In another case the following year, four years after Kyrgyzstan joined the EAEU, 73 migrants working in Khabarovsk were detained and beaten by police. As a result of this incident, two Kyrgyz citizens were hospitalized. As a representative of the Kyrgyz diaspora said at the time: “They came and without explanation put everybody despite the age, presence of Russian passport, into a police car, and drove away to the police station. All of them have been brutally beaten with a baton for several hours. According to the victims, registration documents of some of them were torn to pieces by police officers.” 

As Lira Sagynbekova states, even though there are some simplifications in migration policy, “Kyrgyz labour migrants report that they cannot easily register for temporary residence. They depend on questionable private agencies and services that accommodate this need” or on “intermediary” agencies that collect people and use them as an irregular workforce in sweatshops just as happened with the 13 women in Ryazan. In addition, membership in the EAEU did not solve a critical problem faced by Kyrgyz labor migrants, that of police arbitrariness and brutality.

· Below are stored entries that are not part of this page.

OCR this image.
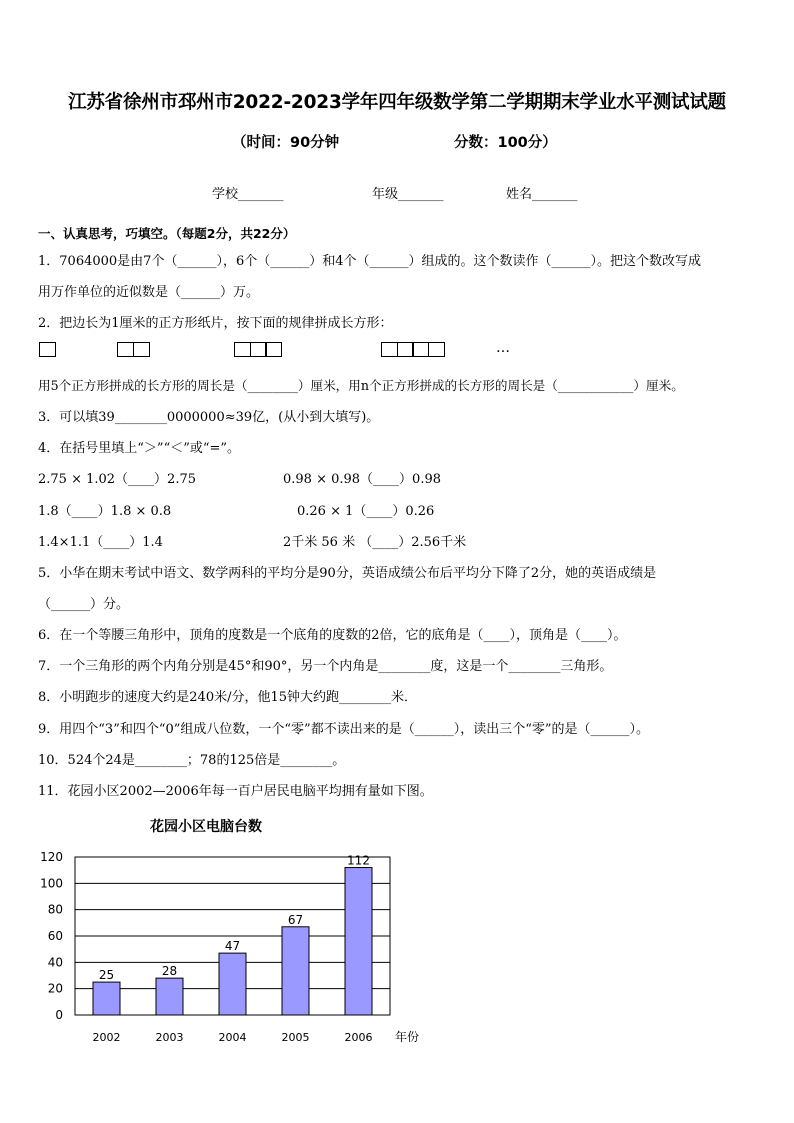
江苏省徐州市邳州市2022-2023学年四年级数学第二学期期末学业水平测试试题
（时间：90分钟	分数：100分）
学校_______	年级_______	姓名_______
一、认真思考，巧填空。（每题2分，共22分）
1．7064000是由7个（______），6个（______）和4个（______）组成的。这个数读作（______）。把这个数改写成
用万作单位的近似数是（______）万。
2．把边长为1厘米的正方形纸片，按下面的规律拼成长方形：
…
用5个正方形拼成的长方形的周长是（________）厘米，用n个正方形拼成的长方形的周长是（____________）厘米。
3．可以填39________0000000≈39亿，(从小到大填写)。
4．在括号里填上“＞”“＜”或“=”。
2.75 × 1.02（____）2.75	0.98 × 0.98（____）0.98
1.8（____）1.8 × 0.8	0.26 × 1（____）0.26
1.4×1.1（____）1.4	2千米 56 米 （____）2.56千米
5．小华在期末考试中语文、数学两科的平均分是90分，英语成绩公布后平均分下降了2分，她的英语成绩是
（______）分。
6．在一个等腰三角形中，顶角的度数是一个底角的度数的2倍，它的底角是（____），顶角是（____）。
7．一个三角形的两个内角分别是45°和90°，另一个内角是________度，这是一个________三角形。
8．小明跑步的速度大约是240米/分，他15钟大约跑________米．
9．用四个“3”和四个“0”组成八位数，一个“零”都不读出来的是（______），读出三个“零”的是（______）。
10．524个24是________；78的125倍是________。
11．花园小区2002—2006年每一百户居民电脑平均拥有量如下图。
花园小区电脑台数
0
20
40
60
80
100
120
25
2002
28
2003
47
2004
67
2005
112
2006 年份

Having entered the Eurasian Economic Union, Kyrgyzstan was able to receive considerable relief when it comes to the registration of migrant workers.  However, this relief was able to solve only the formal part of the registration and stay of migrant workers, but not the substantive and procedural parts of migration and working in a foreign country. Problems such as human rights violations in sweatshops, illegal residence, police brutality, and discrimination faced by Kyrgyz migrants still remain. The new regulatory laws of the EAEU have not resolved, and in some instances even exacerbated, the already poor legal situation of migrants.